Voluntary Legion of Women (Ochotnicza Legia Kobiet (OLK)) was a voluntary Polish paramilitary organization, created by women in Lviv in late 1918. At that time possession of the city was contested by the Poles and Ukrainians, and women decided to assist the Polish soldiers in all possible ways, including fighting on the front line.

Creation of the Legion, as this was original name of the organization, is attributed to Major Aleksandra Zagórska, who was the commander of female couriers during the Polish–Ukrainian War. During the fighting, Zagórska lost her teenage son, 14-year-old Jerzy Bitschan, who was killed by Ukrainian shells on the Lychakiv Cemetery, and about whom several songs were later written. Altogether, 66 Polish women died fighting in Lviv in late 1918.

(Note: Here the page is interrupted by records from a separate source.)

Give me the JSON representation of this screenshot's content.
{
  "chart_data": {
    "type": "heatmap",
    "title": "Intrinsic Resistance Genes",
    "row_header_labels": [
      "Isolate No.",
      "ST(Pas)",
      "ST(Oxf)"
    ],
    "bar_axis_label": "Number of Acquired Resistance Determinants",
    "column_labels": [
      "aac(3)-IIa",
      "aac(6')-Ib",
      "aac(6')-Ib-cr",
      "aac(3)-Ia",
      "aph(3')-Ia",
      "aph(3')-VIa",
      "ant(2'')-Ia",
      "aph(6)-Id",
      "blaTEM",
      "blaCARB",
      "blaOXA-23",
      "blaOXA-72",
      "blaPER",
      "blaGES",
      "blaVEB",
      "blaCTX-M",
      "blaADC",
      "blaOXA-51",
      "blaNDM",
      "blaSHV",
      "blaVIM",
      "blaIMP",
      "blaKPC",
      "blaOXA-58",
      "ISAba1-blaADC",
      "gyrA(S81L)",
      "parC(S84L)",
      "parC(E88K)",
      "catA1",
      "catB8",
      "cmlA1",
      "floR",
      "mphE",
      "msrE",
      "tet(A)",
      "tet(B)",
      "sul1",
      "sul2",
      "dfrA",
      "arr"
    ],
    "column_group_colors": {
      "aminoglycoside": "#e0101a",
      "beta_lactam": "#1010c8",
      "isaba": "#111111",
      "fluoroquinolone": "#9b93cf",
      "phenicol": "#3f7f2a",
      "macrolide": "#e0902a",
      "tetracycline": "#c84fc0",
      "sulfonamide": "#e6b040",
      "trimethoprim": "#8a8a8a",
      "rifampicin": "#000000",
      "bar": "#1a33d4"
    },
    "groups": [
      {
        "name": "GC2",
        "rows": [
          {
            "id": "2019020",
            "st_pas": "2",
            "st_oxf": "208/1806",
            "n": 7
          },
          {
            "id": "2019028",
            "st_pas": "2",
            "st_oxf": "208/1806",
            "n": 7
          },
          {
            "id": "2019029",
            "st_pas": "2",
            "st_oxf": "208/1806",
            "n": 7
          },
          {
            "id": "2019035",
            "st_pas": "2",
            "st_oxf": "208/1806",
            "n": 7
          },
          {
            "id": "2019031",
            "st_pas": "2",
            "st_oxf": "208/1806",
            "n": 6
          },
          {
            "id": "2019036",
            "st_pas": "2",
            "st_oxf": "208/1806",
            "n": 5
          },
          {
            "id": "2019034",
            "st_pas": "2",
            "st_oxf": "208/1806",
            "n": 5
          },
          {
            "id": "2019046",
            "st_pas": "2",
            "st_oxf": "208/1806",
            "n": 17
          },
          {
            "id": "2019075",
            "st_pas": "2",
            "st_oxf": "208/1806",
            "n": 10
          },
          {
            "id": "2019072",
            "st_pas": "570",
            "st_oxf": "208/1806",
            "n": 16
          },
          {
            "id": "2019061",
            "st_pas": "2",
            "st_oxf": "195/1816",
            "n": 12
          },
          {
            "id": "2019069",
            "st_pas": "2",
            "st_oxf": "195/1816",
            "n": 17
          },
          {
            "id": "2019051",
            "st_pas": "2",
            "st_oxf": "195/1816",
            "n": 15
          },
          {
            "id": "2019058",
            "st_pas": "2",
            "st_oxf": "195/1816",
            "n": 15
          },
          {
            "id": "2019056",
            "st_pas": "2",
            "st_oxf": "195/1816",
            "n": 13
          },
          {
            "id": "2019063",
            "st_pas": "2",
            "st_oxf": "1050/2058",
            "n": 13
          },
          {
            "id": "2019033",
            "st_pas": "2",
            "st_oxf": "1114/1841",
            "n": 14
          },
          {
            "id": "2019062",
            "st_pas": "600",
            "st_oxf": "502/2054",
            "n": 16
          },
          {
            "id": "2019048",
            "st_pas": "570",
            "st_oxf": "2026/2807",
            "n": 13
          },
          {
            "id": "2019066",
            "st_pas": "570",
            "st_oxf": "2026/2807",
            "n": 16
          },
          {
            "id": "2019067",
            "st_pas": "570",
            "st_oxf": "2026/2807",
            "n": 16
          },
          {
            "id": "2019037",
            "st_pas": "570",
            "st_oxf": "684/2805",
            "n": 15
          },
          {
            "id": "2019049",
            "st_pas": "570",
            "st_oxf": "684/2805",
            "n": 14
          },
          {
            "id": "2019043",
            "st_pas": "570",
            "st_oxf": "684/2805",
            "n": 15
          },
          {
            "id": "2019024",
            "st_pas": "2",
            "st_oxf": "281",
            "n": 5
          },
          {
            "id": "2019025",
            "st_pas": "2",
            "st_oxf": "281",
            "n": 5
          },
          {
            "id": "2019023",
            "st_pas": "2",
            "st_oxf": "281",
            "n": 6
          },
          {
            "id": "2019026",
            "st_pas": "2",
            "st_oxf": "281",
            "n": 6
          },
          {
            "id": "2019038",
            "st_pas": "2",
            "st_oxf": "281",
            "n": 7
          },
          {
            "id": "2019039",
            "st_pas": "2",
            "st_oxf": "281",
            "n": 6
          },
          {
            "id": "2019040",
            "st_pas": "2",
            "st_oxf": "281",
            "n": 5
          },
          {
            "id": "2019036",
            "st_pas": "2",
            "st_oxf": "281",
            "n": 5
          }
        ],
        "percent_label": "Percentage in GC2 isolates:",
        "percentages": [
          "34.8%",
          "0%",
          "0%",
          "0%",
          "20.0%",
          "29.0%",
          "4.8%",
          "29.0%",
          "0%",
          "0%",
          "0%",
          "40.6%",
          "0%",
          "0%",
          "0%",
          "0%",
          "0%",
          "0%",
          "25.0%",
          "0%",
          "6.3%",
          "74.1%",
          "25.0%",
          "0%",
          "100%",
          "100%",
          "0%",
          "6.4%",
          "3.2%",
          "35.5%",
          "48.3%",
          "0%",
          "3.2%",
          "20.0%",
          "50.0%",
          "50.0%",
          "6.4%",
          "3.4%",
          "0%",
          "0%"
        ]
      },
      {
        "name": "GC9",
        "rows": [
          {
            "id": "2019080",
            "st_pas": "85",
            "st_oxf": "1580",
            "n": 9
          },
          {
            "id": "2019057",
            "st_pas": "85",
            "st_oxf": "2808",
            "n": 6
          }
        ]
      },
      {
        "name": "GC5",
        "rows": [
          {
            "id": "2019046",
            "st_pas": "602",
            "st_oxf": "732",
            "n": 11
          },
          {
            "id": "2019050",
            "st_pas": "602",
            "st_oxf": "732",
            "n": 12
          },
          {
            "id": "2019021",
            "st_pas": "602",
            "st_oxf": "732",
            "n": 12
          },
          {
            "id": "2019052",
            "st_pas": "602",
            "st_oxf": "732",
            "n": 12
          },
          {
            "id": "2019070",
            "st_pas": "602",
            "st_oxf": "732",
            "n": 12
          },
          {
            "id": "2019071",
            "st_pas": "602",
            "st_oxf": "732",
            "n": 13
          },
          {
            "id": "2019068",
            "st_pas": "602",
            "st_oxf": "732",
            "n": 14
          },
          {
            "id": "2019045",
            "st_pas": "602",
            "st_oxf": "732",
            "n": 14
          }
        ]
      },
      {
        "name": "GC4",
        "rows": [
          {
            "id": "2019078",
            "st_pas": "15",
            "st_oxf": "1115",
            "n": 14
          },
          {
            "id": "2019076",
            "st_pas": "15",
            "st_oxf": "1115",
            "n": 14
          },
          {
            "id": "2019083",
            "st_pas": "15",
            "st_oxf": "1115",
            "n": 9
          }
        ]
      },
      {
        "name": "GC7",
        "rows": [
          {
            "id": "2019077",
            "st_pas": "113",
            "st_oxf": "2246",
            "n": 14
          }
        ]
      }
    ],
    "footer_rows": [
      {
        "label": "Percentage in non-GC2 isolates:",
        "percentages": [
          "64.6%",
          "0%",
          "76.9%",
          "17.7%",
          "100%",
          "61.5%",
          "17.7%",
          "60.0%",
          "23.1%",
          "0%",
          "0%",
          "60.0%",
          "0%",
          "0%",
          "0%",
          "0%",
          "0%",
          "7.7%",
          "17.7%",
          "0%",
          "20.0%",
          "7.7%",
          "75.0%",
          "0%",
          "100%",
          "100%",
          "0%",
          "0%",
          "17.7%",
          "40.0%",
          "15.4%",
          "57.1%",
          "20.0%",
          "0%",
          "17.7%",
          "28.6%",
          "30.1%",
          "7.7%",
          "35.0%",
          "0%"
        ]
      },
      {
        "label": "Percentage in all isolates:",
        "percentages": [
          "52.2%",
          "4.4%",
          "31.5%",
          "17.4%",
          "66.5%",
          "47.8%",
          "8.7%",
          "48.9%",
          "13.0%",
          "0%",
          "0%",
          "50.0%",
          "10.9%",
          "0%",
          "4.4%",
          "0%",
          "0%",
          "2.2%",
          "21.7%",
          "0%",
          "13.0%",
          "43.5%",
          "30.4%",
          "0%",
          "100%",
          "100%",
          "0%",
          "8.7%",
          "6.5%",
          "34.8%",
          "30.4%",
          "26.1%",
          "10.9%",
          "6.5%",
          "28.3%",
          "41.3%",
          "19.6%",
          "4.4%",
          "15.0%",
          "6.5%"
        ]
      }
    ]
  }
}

During the Polish–Soviet War of 1919–1921, Ochotnicza Legia Kobiet, which grew to 2,500 members, helped the Polish Army in such places as Warsaw and Vilnius (from May 1919). In Vilnius, in mid-1920, Polish women under Wanda Gertz defended the city, facing the Mounted Corps of Gai Khan.

After the war, in 1923, the organization was dissolved. Five years later, members of the OLK created the organization Przysposobienie Wojskowe Kobiet (Women's Military Training").